Grâce à La Mouche, Jeff Goldblum livre une de ses interprétations les plus marquantes, celle d’un génie se transformant progressivement en une créature monstrueuse mue par des pulsions primaires. Une suite sera réalisée, sans Cronenberg, de moindre qualité.
« Faux-semblants » : une nouvelle orientation
Avec son statut de grand cinéaste, David Cronenberg peut désormais travailler avec les acteurs en vue. Pour Faux-Semblants (1988), il choisit Jeremy Irons et Geneviève Bujold. Jeremy Irons interprète le double rôle des jumeaux Beverly et Elliot Mantle, dont la relation fusionnelle sera bouleversée par l’arrivée d’une actrice.
Jeremy Irons est excellent dans ce double rôle psychologique, où Cronenberg s’éloigne de ses habituelles monstruosités. Le monstre est ici incarné par cette double personnalité des frères Mantle qui finissent par se détruire. Faux-Semblants, inspiré d’un fait divers au Brésil, marque une étape où Cronenberg prend ses distances avec l’horreur, bien que le fantastique reste présent dans certains de ses films.
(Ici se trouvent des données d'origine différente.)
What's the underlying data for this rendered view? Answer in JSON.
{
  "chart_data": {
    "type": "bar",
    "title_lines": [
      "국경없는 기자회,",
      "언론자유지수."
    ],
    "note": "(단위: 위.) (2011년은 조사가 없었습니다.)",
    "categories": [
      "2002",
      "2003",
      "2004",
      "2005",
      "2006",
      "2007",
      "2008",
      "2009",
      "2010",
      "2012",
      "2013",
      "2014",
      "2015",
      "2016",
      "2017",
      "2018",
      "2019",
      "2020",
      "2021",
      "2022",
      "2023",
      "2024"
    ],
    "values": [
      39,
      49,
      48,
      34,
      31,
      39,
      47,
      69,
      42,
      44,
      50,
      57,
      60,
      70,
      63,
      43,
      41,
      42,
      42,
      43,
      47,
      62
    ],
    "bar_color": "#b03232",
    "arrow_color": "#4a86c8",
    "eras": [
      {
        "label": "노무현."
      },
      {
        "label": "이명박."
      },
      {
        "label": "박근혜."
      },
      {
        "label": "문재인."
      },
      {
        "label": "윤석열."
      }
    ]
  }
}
« Le Festin nu » : un projet ambitieux mais un échec au box-office
Seul David Cronenberg pouvait relever le défi d’adapter le roman réputé inadaptable de William S. Burroughs, Le Festin nu, sorti en 1991. Cronenberg s’écarte quelque peu du roman en y intégrant des éléments biographiques de l’auteur, comme l’homicide accidentel de son épouse, qui le pousse à s’exiler dans un pays imaginaire du Maghreb, l’Interzone (en réalité Tanger). S’ensuit une longue errance hallucinée, alimentée par sa dépendance à une drogue qui le fascine, la « black meat », qui le pousse à agir en tant qu’espion sous les ordres de sa machine à écrire qui prend l’apparence d’un insecte géant.
William S. Burroughs, écrivain culte, voit son roman adapté de manière satisfaisante. Les fans de Burroughs et de Cronenberg y trouveront leur content, mais le film n’a pas rencontré le succès escompté. Malgré un budget de 17 à 18 millions de dollars, il n’a rapporté qu’environ 2,6 millions.
« Crash » : la consécration à Cannes
En 1996, David Cronenberg s’attaque à un autre auteur atypique et adapte le roman de J. G. Ballard, Crash. Publié en 1973, Ballard décrit une microsociété dont les membres sont unis par une déviance sexuelle liée à leur fascination pour les accidents automobiles.
Récompensé par le Prix du Jury à Cannes en 1996, avec James Spader, Holly Hunter, Rosanna Arquette, Deborah Kara Unger et Elias Koteas, Crash déconcerte et déstabilise : du Cronenberg pur jus. Le malaise suscité par le film procède d’une certaine élégance raffinée, alliant une froideur glaciale et un érotisme qui fusionne chair et machine, dans lequel le psychique s’unit au physique.